Essa diferença de percepção nos leva à importância de entender qualidade como um conceito multidimensional, que deve equilibrar requisitos técnicos com a experiência e a satisfação do usuário final.
Qualidade de software vs. qualidade de código
É comum confundir qualidade de software com qualidade de código, mas embora estejam relacionadas, são conceitos distintos.
A qualidade de código está centrada na estrutura interna do software — como ele é escrito, organizado e mantido. Um código de qualidade tende a ser legível, testável, modular, reaproveitável e com baixa complexidade. Práticas como clean code, design patterns e os princípios SOLID são exemplos de caminhos para alcançá-la.

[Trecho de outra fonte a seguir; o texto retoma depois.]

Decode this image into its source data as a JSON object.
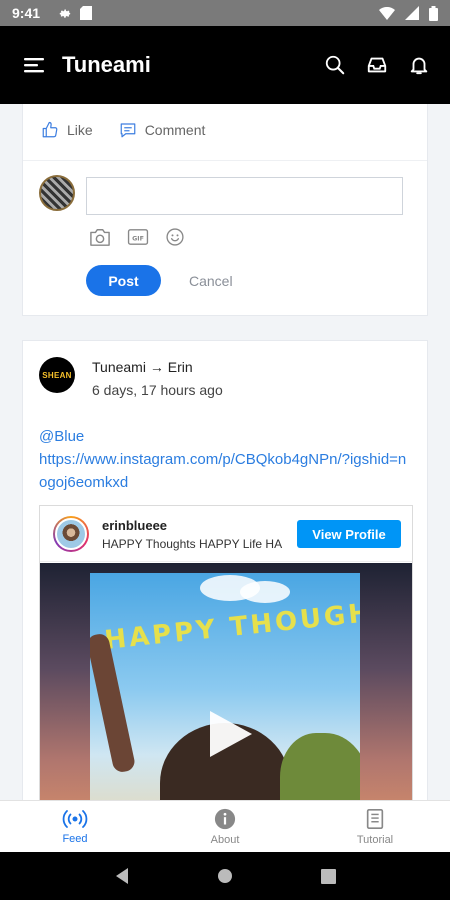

Já a qualidade de software é mais ampla: considera todo o ciclo de vida do sistema, desde a elicitação de requisitos até o uso real pelo cliente. Um código tecnicamente impecável pode resultar em um software que falha em atender aos objetivos de negócio — e por isso, não será percebido como “de qualidade” por quem importa: o usuário.
Necessidades: explícitas e implicitas
As características de um software como produto não envolvem apenas suas funcionalidades, mas também suas necessidades — que podem ser classificadas como explícitas ou implícitas.
Necessidades explícitas
Estas são definidas na proposta de requisitos. São condições documentadas que descrevem funcionalidades, objetivos e restrições do sistema. Estão diretamente relacionadas à qualidade do processo de desenvolvimento, embora geralmente só sejam percebidas pelos profissionais envolvidos na construção do sistema.
Necessidades implícitas
Essas envolvem o usuário final e não estão necessariamente documentadas. Refletem expectativas como facilidade de uso, rapidez nas respostas, mensagens claras, layout intuitivo, entre outros. São cruciais para a qualidade em uso do software e complementam a entrega de valor, mesmo que não façam parte formal da especificação.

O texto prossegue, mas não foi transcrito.